MIT scientists, including those of Indian origin, have developed a new system that allows robots to understand voice commands just like artificial intelligence (AI) assistants such as Siri and Alexa. Currently robots are very limited in what they can do. Their inability to understand the nuances of human language makes them mostly useless for more complicated requests.
For example, if you put a specific tool in a toolbox and ask a robot to “pick it up,” it would be completely lost. Picking it up means being able to see and identify objects, understand commands, recognise that the “it” in question is the tool you put down, go back in time to remember the moment when you put down the tool, and distinguish the tool you put down from other ones of similar shapes and sizes.
Researchers from Massachusetts Institute of Technology (MIT) have gotten closer to making this type of request easier. They have developed an Alexa-like system “ComText” – for “commands in context” – that allows robots to understand a wide range of commands that require contextual knowledge about objects and their environments.

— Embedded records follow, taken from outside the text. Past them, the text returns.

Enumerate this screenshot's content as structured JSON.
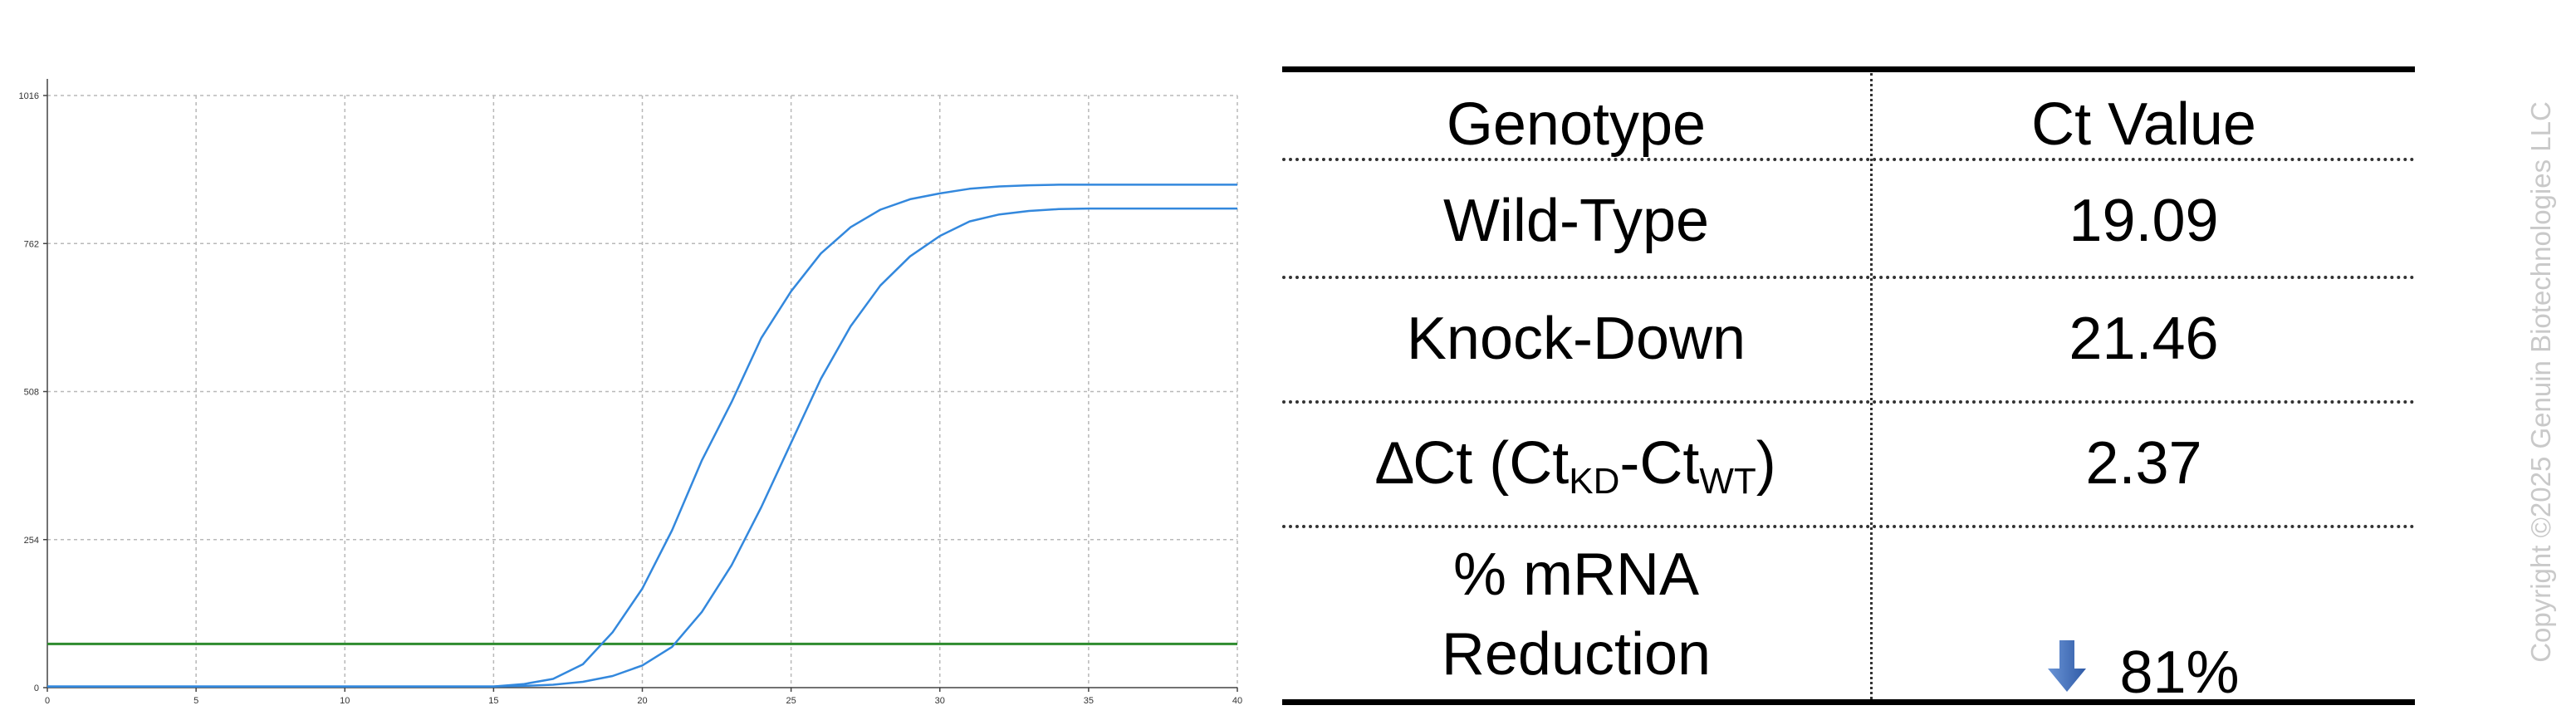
{
  "chart_data": {
    "type": "line",
    "x_ticks": [
      "0",
      "5",
      "10",
      "15",
      "20",
      "25",
      "30",
      "35",
      "40"
    ],
    "y_ticks": [
      "0",
      "254",
      "508",
      "762",
      "1016"
    ],
    "xlim": [
      0,
      40
    ],
    "ylim": [
      0,
      1016
    ],
    "grid": true,
    "threshold": 75,
    "series": [
      {
        "x": [
          0,
          1,
          2,
          3,
          4,
          5,
          6,
          7,
          8,
          9,
          10,
          11,
          12,
          13,
          14,
          15,
          16,
          17,
          18,
          19,
          20,
          21,
          22,
          23,
          24,
          25,
          26,
          27,
          28,
          29,
          30,
          31,
          32,
          33,
          34,
          35,
          36,
          37,
          38,
          39,
          40
        ],
        "y": [
          2,
          2,
          2,
          2,
          2,
          2,
          2,
          2,
          2,
          2,
          2,
          2,
          2,
          2,
          2,
          2,
          6,
          15,
          40,
          95,
          170,
          270,
          390,
          490,
          600,
          680,
          745,
          790,
          820,
          838,
          848,
          856,
          860,
          862,
          863,
          863,
          863,
          863,
          863,
          863,
          863
        ]
      },
      {
        "x": [
          0,
          1,
          2,
          3,
          4,
          5,
          6,
          7,
          8,
          9,
          10,
          11,
          12,
          13,
          14,
          15,
          16,
          17,
          18,
          19,
          20,
          21,
          22,
          23,
          24,
          25,
          26,
          27,
          28,
          29,
          30,
          31,
          32,
          33,
          34,
          35,
          36,
          37,
          38,
          39,
          40
        ],
        "y": [
          2,
          2,
          2,
          2,
          2,
          2,
          2,
          2,
          2,
          2,
          2,
          2,
          2,
          2,
          2,
          2,
          3,
          5,
          10,
          20,
          38,
          70,
          130,
          210,
          310,
          420,
          530,
          620,
          690,
          740,
          775,
          800,
          812,
          818,
          821,
          822,
          822,
          822,
          822,
          822,
          822
        ]
      }
    ],
    "colors": {
      "curve": "#3388dd",
      "threshold": "#2e8b2e",
      "grid": "#b8b8b8",
      "axis": "#444444"
    }
  },
  "table": {
    "header": {
      "genotype": "Genotype",
      "ct_value": "Ct Value"
    },
    "wild_type": {
      "label": "Wild-Type",
      "value": "19.09"
    },
    "knock_down": {
      "label": "Knock-Down",
      "value": "21.46"
    },
    "delta_ct": {
      "symbol": "∆",
      "label_main": "Ct (Ct",
      "sub_kd": "KD",
      "label_mid": "-Ct",
      "sub_wt": "WT",
      "label_end": ")",
      "value": "2.37"
    },
    "reduction": {
      "label_line1": "% mRNA",
      "label_line2": "Reduction",
      "value": "81%",
      "icon": "down-arrow-icon",
      "icon_color": "#3a6ec0"
    }
  },
  "copyright": "Copyright ©2025 Genuin Biotechnologies LLC"
}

“Where humans understand the world as a collection of objects and people and abstract concepts, machines view it as pixels, point-clouds, and 3D maps generated from sensors,” said Rohan Paul, “This semantic gap means that, for robots to understand what we want them to do, they need a much richer representation of what we do and say,” Paul said.
The team tested ComText on a two-armed humanoid robot Baxter. ComText can observe a range of visuals and natural language to learm about an object’s size, shape, position, type and even if it belongs to somebody. From this knowledge base, it can then reason, infer meaning and respond to commands.
“The main contribution is this idea that robots should have different kinds of memory, just like people,” said Barbu. With ComText, Baxter was successful in executing the right command about 90 per cent of the time. In the future, the team hopes to enable robots to understand more complicated information, such as multi-step commands, the intent of actions, and using properties about objects to interact with them more naturally.
By creating much less constrained interactions, this line of research could enable better communications for a range of
robotic systems, from self-driving cars to household helpers. “This work is a nice step towards building robots that can interact much more naturally with people,” said Luke Zettlemoyer, an associate professor at the University of Washington in the US, who was not involved in the research.
“In particular, it will help robots better understand the names that are used to identify objects in the world, and interpret instructions that use those names to better do what users ask,” Zettlemoyer said.